We also need regulations that allow us to manage our forests and wild lands better. The environmental movement too often defaults to protecting the natural status quo at all costs when what we actually need is to make our ecosystems resilient — and sometimes that means human intervention.
Consider wildfire mitigation. The primary driver of wildfires across the West is the uncontrolled buildup of vegetation that provides copious fuel to burn. But forest management projects are often mired in regulation and litigation, with drastic consequences for humans and wildlife. The August Complex fire in 2020 is one example. After eight years of delay and litigation around a forest management project in California, the fire burned more than a million acres, including the northern spotted owl’s old-growth forest habitat; killed one firefighter; and destroyed 935 buildings.
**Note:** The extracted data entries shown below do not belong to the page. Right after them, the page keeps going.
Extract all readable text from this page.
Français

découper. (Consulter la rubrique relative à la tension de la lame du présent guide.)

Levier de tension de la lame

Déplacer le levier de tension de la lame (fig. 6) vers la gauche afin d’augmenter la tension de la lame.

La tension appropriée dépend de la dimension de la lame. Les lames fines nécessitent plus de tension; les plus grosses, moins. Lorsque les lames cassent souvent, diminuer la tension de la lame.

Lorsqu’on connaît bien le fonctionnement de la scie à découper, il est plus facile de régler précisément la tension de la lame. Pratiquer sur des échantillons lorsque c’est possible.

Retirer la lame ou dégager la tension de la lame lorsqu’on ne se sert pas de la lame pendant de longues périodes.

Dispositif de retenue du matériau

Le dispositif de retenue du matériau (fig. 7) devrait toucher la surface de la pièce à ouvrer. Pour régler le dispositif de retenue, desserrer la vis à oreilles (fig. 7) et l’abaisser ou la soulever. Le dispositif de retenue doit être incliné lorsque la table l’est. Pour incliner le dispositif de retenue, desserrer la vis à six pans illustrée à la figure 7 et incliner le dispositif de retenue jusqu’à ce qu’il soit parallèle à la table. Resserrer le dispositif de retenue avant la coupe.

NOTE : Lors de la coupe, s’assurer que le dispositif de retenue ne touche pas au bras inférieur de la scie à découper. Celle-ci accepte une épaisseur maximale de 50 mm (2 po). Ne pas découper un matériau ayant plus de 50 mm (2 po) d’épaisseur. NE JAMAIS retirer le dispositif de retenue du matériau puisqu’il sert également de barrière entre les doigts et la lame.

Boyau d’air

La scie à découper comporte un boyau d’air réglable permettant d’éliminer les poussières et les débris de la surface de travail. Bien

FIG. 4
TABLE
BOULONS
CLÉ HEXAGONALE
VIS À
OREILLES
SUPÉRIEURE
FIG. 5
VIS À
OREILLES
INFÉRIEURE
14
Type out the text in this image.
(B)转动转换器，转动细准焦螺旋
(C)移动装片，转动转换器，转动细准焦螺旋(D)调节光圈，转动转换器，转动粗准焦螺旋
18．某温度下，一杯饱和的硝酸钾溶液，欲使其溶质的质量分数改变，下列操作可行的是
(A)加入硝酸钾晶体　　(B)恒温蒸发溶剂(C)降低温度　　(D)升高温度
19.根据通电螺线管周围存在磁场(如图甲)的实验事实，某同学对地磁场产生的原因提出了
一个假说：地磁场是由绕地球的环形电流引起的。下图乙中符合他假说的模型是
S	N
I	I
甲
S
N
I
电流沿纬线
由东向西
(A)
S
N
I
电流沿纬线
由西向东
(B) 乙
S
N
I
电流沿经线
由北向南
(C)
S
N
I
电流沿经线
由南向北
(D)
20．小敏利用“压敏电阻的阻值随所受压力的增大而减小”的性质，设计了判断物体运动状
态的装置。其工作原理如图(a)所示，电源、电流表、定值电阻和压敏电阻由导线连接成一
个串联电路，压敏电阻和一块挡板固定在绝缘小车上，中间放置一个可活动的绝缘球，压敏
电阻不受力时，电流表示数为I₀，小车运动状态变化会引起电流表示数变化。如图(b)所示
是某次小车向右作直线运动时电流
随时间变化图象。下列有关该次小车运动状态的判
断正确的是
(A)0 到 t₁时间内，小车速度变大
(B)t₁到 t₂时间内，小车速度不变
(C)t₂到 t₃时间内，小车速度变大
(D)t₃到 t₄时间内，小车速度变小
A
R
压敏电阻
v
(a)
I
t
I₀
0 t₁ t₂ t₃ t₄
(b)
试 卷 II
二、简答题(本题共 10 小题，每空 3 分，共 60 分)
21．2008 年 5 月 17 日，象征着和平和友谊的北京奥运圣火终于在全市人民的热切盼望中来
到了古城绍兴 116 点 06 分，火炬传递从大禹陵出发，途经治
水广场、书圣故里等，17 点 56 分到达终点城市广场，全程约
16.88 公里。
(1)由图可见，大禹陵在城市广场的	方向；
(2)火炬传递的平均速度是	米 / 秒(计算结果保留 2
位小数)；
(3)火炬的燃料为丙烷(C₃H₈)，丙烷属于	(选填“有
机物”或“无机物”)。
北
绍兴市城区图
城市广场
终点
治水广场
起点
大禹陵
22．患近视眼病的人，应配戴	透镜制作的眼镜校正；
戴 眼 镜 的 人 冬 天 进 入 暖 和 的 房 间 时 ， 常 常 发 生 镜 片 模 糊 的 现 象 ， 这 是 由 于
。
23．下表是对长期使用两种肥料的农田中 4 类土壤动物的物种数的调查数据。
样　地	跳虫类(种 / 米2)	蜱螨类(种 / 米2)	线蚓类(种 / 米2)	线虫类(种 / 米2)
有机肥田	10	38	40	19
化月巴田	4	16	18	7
Preventing disasters of this kind requires modernizing the National Environmental Policy Act, something most environmentalists won’t touch for fear of changing a bedrock environmental law. But reforming forest management policy is critical to maintaining healthy forests, and thankfully, some commonsense reforms have already won bipartisan support.
Conservationists should measure their success by looking at outcomes, not by how many development or management projects they managed to stop in a given year.
An abundance agenda for housing and agriculture will also create more room for nature. To realize that future, we need an approach to nature that not only protects but builds.